呼吸停止の救命処置と来れば、それ即ち人工呼吸なり。そして人工呼吸とは……後はもう、言わなくても分かるよね?
「ワタシは、シンを護る義務がある。ワタシが、やる」
「し、真様は水乃がお護りします! ここは水乃にお任せを!」
「霧崎は私が悩殺する……それ以外の死に方なんて認めないんだから! どきなさい!」
恥ずかしがってなどいられない。真の唇争奪戦、その幕が今、切って落とされた!
「……ぅ……んっ……何、だ……?」
女達の金切り声を耳にして、微かだが真の意識が蘇る。
「人工呼吸、やってみたい!」
「興味本位で行動するから先輩はいつも失敗するのよ! ここは私が!」
「駄目ぇ! 真様の唇は死神なんかに渡しませーんっ!」
女達の美しき死闘は熾烈を極め、ついには殴り合いにまで発展していく。
「駄目だ、子猫ちゃん達……オレの唇は……みんなで仲良く……ガクリ」
こうして一次救命処置の為されぬまま、刻一刻と時が進むのだった。
「……あ、れ? ……ここ、保健室……か?」
西日の射し込む保健室。目覚めた真が最初に見たのは、茜色に染まる見慣れた天井だった。
「確かオレ、シアに殺されかけて……そうだみんなは!? オレの唇を勝ち取ったヒロインは誰なんだ!?」
飛び起きた真は、ベッドを仕切る白いカーテンを開け放つ。するとそこには、顔や腕に打ち身や引っ掻き傷、歯形などを残した美少女が三人、静かに眠っていた。
「おっ、ヌシさん! さすがにお若くありんすなぁ、もう元気になりんしたか?」
真が振り向くと、養護教諭の“稲荷ふぐり”、通称“タマちん”がキャスター付きの回転椅子に座ったままコロコロと近寄って来た。
ふぐりは年齢不詳だが学生と変らないくらい若々しく、野に咲く花のように可憐で、明るく優しい人柄から男女を問わず慕われている。
真も入学以来保健室に担ぎ込まれるのが日課になっているため、よく面倒を見て貰っているのだ。
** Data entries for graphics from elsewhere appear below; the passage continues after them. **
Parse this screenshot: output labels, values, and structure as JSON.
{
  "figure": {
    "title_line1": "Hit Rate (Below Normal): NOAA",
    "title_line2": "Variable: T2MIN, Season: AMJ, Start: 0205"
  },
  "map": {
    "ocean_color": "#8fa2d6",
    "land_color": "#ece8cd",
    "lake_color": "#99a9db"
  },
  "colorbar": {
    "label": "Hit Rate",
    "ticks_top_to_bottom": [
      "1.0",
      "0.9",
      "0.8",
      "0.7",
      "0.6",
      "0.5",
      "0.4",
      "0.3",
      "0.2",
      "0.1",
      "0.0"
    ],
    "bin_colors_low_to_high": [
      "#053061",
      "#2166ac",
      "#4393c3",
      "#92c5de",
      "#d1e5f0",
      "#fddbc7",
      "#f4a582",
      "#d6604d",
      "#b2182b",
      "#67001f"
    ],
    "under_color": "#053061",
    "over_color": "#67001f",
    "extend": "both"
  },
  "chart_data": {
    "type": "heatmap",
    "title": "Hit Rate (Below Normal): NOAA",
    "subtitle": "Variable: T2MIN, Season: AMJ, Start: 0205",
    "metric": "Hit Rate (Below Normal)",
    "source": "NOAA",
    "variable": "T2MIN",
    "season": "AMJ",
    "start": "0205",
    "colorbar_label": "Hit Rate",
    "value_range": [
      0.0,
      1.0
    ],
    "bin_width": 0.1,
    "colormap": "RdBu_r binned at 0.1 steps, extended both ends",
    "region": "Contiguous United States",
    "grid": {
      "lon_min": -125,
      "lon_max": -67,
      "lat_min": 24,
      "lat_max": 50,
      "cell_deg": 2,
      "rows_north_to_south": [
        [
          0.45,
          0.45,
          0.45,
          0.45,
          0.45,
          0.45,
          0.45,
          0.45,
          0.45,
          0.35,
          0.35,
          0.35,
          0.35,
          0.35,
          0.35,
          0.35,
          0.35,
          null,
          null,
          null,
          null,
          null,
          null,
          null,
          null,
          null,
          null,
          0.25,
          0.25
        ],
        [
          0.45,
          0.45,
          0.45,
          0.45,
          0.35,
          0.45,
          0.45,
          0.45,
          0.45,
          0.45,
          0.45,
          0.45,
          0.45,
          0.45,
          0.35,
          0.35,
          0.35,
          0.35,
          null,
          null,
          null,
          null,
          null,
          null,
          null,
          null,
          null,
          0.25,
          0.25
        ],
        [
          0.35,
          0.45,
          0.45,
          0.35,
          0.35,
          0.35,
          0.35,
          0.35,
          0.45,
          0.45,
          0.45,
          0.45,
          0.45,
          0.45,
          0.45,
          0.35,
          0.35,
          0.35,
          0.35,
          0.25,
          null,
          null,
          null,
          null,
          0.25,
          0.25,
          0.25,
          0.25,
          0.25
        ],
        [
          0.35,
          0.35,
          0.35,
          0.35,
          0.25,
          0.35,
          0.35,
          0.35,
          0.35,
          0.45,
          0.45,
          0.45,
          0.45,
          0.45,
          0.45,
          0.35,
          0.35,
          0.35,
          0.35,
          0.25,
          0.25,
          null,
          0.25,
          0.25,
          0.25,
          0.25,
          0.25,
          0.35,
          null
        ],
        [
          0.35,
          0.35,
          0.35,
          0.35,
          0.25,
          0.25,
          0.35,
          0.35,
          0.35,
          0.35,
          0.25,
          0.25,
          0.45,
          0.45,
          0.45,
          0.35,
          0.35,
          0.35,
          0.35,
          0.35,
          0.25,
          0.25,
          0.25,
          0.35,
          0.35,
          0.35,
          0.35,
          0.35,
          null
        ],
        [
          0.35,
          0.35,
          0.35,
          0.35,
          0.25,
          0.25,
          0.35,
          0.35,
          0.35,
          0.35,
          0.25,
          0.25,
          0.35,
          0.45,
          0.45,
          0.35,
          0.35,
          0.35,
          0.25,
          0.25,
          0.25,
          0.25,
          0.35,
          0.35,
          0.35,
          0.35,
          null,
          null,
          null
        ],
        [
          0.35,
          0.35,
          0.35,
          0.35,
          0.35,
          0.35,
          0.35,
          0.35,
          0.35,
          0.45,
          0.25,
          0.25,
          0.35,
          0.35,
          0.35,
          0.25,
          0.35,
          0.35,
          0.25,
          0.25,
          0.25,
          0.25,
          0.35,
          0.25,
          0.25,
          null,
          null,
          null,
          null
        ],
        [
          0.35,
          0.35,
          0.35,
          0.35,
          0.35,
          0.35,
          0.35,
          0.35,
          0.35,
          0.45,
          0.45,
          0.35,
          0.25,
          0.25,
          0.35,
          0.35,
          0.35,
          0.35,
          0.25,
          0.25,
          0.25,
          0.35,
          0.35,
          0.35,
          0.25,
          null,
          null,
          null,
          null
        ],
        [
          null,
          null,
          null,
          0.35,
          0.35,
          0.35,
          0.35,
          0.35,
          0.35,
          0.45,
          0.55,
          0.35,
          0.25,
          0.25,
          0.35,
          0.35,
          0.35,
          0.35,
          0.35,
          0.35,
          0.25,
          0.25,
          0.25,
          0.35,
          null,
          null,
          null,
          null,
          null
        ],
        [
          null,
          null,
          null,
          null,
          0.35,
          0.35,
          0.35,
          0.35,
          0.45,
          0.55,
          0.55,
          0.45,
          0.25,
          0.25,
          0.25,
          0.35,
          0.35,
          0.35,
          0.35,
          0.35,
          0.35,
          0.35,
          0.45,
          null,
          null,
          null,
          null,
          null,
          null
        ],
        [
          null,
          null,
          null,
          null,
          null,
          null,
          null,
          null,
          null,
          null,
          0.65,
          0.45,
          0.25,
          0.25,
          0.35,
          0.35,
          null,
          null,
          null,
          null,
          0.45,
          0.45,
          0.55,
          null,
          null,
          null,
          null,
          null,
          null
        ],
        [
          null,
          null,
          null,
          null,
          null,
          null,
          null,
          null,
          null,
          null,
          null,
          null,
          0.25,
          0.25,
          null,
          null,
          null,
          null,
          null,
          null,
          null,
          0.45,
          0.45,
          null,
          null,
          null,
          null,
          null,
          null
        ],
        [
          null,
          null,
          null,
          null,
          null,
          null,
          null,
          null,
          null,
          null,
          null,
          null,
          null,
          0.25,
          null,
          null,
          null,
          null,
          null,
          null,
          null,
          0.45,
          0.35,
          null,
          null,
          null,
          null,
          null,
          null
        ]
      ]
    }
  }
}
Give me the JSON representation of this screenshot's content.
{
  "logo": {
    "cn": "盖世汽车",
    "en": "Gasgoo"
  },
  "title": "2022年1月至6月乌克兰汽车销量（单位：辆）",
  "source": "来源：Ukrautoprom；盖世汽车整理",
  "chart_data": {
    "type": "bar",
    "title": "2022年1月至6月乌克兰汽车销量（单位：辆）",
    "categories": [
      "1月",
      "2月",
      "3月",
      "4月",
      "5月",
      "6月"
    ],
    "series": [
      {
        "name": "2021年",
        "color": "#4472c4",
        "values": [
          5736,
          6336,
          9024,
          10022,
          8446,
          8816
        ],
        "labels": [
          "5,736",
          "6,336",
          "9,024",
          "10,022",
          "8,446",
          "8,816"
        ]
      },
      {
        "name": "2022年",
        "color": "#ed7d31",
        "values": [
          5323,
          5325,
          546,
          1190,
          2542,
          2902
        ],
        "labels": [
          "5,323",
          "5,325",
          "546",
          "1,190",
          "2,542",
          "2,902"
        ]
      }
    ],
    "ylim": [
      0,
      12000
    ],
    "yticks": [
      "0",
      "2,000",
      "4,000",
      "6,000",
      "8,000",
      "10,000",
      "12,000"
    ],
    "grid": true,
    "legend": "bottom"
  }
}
ちなみに、あだ名の由来を本人は知らない。諸君、もし分かっても彼女には秘密にしておいてくれたまえ。
「タマちん、三人の怪我は?」
「心配ありんせん。それにしても災難でおざんしたなぁヌシさん、女の闘いに巻き込まれて溺れたそうじゃありんせんか」
「うん、まぁ……ところで、人工呼吸は誰が?」
するとふぐりは自分の唇に人差し指を当て、にっこりと笑う。
「わはは! どなただと思いんす? 当ててみてくんなまし」
「えぇ? う~ん……はっ! もしかして……タマちんがオレのヒロイン!?」
「違いんす。では軽く手掛かりを出しんしょう。ヌシさんを運んで来たのは鬼君でありんす。その時すでに、女子は三人とも気を失っておりんした……これで分かったかや?」
意味深な笑みを浮かべて、白衣の袖で口元を隠すふぐり。
「は、ははっ、まさか……え、マジ……いいぃぃやああぁぁぁ~~ッッ!!」
強は優しい男だが、実直過ぎるのがたまにメチャクチャ厄介だなぁ。
三人の美女が眠りから目覚め、真が危険なナニかに目覚め掛かってきた頃──下校時刻は宵を越して、夜となっていた。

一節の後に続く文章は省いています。